A scatterplot of the points is visible below. The red circle indicates the points located close to each other (in this case a distance of 27.91 between the last two points in the array). So if the user would specify a minimum distance of 30 these points should be fused.

In the output of the fuse function the last to points are fused. This will look like:

#output
array([[  382.49056159,   640.1731949 ],
   [  496.44669161,   655.8583119 ],
   [ 1255.64762859,   672.99699399],
   [ 1070.16520917,   688.33538171],
   [  318.89390168,   718.05989421],
   [  259.7106383 ,   822.2       ],
   [  141.52574427,    28.68594436],
   [ 1061.13573287,    28.7094536 ],
   [  813.64416975,    96.390051175]])

Answer 1

If you have a large number of points then it may be faster to build a k-D tree using scipy.spatial.KDTree, then query it for pairs of points that are closer than some threshold:

import numpy as np
from scipy.spatial import KDTree

tree = KDTree(points)
rows_to_fuse = tree.query_pairs(r=30)    

print(repr(rows_to_fuse))
# {(8, 9)}

print(repr(points[list(rows_to_fuse)]))
# array([[ 820.57417943,   84.27702407],
#        [ 806.71416007,  108.50307828]])

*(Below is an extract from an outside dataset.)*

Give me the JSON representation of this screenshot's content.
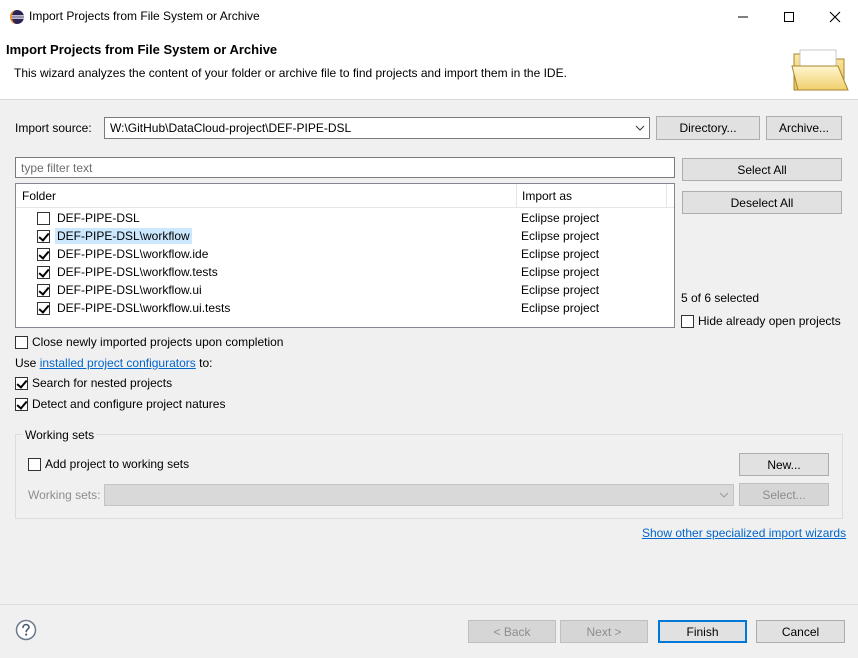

The major advantage of this approach is that you don't need to compute the distance between every pair of points in your dataset.

Answer 2

You can use scipy's distance functions such as pdist in order to quickly find which points should be merged:

import numpy as np
from scipy.spatial.distance import pdist, squareform

d = squareform(pdist(a))
d = np.ma.array(d, mask=np.isclose(d, 0))
a[d.min(axis=1) < 30]
#array([[ 820.57417943,   84.27702407],
#       [ 806.71416007,  108.50307828]])

NOTE

For large samples this method can cause memory errors since it is storing a full matrix containing the relative distances.